The slaw was mostly my own. I don't care for 'creamy' coleslaw, made with mayonnaise. As long as I was testing the red wine vinegar I used it in the slaw as well. I bought a bag of green and red cabbage with carrots. I added chopped cilantro, diced jalepeno, and orange bell pepper. The dressing is red wine vinegar, EVOO and salt. Very crunchy and an excellent compliment to the pulled pork.
I served it on a sliced toasted Ciabatta roll, though it was just fine served without the roll.
A small dish of ice cream cooled off my pallet.
The table was excellent and I will do pulled meat again, perhaps chicken?
I will be taking a couple of weeks off for vacation. When I come back, I plan to cut back on 'red' meat and my table will be more vegetable/fruit/grain showplaces. We shall see how that goes. Have a great couple of weeks and Happy Memorial Day. Let's remember out service people; past and present.

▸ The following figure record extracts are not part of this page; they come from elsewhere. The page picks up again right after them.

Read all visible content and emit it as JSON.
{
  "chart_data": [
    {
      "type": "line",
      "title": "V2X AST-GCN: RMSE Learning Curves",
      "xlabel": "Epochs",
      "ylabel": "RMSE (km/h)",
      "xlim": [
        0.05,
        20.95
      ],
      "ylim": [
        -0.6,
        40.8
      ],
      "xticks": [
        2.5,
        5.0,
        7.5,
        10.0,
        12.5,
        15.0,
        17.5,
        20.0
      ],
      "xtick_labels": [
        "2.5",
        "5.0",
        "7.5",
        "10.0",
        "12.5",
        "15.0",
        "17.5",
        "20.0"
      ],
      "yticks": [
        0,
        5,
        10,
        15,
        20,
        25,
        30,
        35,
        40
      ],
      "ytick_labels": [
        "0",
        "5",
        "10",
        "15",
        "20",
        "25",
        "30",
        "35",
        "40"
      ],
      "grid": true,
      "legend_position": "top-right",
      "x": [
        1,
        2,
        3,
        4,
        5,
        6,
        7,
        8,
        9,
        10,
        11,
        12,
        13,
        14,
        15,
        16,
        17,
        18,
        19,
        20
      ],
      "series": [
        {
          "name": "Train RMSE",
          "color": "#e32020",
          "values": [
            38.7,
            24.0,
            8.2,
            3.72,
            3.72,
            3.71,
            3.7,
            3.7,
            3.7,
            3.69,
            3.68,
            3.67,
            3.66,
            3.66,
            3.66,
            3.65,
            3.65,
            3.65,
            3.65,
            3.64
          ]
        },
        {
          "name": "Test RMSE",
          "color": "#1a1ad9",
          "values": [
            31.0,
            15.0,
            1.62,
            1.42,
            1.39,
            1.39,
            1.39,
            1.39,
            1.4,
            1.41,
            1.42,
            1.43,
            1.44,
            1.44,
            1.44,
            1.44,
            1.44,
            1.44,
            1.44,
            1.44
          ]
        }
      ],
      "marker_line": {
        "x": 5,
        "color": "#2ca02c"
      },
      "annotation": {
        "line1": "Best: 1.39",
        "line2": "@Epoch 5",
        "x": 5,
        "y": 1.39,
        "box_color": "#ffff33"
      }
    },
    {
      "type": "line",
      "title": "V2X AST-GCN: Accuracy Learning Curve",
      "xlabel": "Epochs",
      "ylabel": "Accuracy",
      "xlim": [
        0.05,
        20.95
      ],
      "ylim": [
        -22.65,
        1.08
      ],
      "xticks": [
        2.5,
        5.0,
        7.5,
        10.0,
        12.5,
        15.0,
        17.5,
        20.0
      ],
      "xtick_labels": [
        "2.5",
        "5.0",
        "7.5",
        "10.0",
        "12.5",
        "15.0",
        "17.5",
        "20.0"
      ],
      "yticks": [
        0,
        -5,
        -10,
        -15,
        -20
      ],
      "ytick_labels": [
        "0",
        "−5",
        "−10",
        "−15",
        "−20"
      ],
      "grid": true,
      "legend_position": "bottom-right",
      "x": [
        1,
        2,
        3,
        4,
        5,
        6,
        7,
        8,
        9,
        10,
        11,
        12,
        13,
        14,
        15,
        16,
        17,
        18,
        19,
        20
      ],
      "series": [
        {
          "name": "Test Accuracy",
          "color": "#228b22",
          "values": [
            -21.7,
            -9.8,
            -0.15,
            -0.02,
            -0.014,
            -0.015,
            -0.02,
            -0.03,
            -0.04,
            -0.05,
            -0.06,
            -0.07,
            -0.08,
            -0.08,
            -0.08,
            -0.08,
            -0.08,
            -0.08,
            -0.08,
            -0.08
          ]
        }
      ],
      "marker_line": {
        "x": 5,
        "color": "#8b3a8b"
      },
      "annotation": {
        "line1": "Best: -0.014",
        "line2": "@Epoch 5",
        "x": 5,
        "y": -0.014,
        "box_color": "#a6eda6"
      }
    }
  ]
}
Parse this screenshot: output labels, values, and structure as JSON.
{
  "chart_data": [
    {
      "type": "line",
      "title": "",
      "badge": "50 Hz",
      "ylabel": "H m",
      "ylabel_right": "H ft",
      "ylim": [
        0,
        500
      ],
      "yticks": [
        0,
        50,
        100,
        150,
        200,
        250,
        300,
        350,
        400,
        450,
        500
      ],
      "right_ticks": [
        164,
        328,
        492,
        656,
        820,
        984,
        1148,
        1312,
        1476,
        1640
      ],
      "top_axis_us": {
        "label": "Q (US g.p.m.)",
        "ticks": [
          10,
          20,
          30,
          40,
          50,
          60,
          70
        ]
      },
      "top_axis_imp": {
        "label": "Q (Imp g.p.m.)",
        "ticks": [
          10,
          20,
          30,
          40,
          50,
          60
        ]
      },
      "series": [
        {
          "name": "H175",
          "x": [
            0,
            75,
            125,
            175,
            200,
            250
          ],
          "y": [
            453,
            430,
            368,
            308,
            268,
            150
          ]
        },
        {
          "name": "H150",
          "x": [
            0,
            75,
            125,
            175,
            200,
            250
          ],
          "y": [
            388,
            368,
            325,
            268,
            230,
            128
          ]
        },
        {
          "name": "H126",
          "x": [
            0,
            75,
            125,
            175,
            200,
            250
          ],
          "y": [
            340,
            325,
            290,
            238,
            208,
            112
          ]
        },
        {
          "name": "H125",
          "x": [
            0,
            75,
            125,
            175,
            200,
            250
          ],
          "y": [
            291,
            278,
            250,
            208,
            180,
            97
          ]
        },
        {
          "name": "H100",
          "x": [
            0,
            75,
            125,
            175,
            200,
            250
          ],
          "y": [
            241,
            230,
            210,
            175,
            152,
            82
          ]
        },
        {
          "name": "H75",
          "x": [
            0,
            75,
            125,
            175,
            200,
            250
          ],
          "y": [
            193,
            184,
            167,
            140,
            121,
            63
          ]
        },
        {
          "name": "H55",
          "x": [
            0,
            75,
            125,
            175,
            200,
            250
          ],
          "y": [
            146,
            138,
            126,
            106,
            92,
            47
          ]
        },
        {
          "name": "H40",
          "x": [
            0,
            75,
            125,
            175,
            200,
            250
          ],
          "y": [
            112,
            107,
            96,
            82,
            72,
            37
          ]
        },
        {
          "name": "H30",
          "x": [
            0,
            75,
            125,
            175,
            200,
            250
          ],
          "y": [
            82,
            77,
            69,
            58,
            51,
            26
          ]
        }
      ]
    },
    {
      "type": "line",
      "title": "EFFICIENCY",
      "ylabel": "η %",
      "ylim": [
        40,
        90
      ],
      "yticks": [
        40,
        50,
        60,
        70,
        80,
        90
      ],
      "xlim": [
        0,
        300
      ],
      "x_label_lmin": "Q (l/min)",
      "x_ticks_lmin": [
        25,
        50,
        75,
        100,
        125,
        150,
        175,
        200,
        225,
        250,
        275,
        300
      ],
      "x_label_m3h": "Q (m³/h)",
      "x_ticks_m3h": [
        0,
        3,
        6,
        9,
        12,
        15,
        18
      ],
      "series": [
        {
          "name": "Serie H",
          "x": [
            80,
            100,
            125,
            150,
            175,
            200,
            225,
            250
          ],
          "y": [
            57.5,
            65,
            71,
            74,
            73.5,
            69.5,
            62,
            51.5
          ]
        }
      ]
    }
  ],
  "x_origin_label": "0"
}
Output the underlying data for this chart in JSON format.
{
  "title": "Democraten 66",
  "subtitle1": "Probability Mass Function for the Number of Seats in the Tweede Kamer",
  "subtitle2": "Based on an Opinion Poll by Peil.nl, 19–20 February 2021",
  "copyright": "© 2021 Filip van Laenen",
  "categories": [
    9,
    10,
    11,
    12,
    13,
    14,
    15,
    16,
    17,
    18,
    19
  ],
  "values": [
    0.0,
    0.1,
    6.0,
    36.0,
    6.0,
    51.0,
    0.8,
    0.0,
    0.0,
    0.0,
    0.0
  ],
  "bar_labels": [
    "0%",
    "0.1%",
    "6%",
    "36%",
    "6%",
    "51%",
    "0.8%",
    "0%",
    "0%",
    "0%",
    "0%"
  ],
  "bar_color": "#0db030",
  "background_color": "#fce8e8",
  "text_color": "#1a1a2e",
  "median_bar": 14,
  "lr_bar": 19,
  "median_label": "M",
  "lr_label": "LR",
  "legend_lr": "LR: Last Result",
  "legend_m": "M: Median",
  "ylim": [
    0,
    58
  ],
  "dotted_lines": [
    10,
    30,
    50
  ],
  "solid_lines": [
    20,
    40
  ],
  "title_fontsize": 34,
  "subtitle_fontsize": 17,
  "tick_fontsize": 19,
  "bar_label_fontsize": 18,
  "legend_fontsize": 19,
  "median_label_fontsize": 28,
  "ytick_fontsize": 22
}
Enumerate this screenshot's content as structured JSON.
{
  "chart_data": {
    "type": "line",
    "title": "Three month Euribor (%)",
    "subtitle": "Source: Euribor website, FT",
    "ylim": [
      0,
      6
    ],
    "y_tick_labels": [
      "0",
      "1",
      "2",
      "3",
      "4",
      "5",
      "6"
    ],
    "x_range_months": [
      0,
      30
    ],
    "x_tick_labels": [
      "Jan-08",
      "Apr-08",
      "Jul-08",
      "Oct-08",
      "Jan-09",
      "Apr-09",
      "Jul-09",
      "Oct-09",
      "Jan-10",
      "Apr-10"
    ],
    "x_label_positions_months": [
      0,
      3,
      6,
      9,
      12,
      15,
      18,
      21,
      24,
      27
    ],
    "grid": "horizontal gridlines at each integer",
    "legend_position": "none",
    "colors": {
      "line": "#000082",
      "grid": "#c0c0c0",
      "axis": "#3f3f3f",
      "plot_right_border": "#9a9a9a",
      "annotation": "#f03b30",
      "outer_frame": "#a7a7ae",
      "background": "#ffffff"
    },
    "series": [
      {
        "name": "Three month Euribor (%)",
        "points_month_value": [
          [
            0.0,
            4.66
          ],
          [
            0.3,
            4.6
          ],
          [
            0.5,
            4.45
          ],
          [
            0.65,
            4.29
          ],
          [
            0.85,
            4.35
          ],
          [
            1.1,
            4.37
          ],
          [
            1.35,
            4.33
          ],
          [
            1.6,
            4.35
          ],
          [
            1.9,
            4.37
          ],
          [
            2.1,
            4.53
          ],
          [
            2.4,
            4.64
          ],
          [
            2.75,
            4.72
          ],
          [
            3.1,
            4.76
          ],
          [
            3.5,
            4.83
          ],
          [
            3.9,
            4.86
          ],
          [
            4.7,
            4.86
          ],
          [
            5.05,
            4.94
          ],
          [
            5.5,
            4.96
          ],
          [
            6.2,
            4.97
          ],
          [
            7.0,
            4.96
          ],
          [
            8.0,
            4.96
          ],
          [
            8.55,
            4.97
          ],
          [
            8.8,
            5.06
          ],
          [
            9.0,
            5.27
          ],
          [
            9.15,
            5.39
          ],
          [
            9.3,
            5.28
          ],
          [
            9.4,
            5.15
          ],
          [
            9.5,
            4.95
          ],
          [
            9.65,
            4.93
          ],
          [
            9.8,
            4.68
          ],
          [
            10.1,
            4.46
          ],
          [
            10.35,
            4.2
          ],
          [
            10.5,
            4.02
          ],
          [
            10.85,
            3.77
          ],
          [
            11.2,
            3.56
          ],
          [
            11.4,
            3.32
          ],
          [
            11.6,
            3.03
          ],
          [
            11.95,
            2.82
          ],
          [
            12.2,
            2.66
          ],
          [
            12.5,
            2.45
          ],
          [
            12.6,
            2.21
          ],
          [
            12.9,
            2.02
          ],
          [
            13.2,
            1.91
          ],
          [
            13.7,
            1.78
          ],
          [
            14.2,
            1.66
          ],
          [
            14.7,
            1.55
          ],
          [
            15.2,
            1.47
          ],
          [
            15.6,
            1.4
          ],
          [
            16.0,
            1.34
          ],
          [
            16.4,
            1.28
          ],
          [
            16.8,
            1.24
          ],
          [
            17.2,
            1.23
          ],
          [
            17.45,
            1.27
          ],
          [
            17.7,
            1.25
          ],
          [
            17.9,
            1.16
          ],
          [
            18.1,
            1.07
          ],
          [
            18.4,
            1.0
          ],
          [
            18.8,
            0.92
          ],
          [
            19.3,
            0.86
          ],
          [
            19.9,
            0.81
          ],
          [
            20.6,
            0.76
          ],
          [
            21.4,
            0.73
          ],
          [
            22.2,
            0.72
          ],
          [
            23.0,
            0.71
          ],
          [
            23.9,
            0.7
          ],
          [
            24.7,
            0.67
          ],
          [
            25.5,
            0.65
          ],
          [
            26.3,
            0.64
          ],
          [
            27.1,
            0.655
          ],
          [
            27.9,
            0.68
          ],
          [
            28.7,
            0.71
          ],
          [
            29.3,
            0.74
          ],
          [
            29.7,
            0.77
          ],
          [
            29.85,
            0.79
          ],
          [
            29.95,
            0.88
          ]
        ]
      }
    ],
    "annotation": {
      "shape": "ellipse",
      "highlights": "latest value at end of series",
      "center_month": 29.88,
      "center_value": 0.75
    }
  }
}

Another tasty post. Everything sounds great! I did a similar pork and vinegar BBQ sauce a couple of years ago. I really enjoyed this style of sauce - very flavorful but not heavy. You could still taste the meat. The slaw sounds like a good accompaniment. I really like the bagged slaw. It is so versatile. Mary bought a bag a few weeks back, and used half in pad thai. With the other half, I made a vinaigrette slaw. (We too are not big fans of the mayo based stuff.) Looking forward to hearing about your trip to Hilton Head.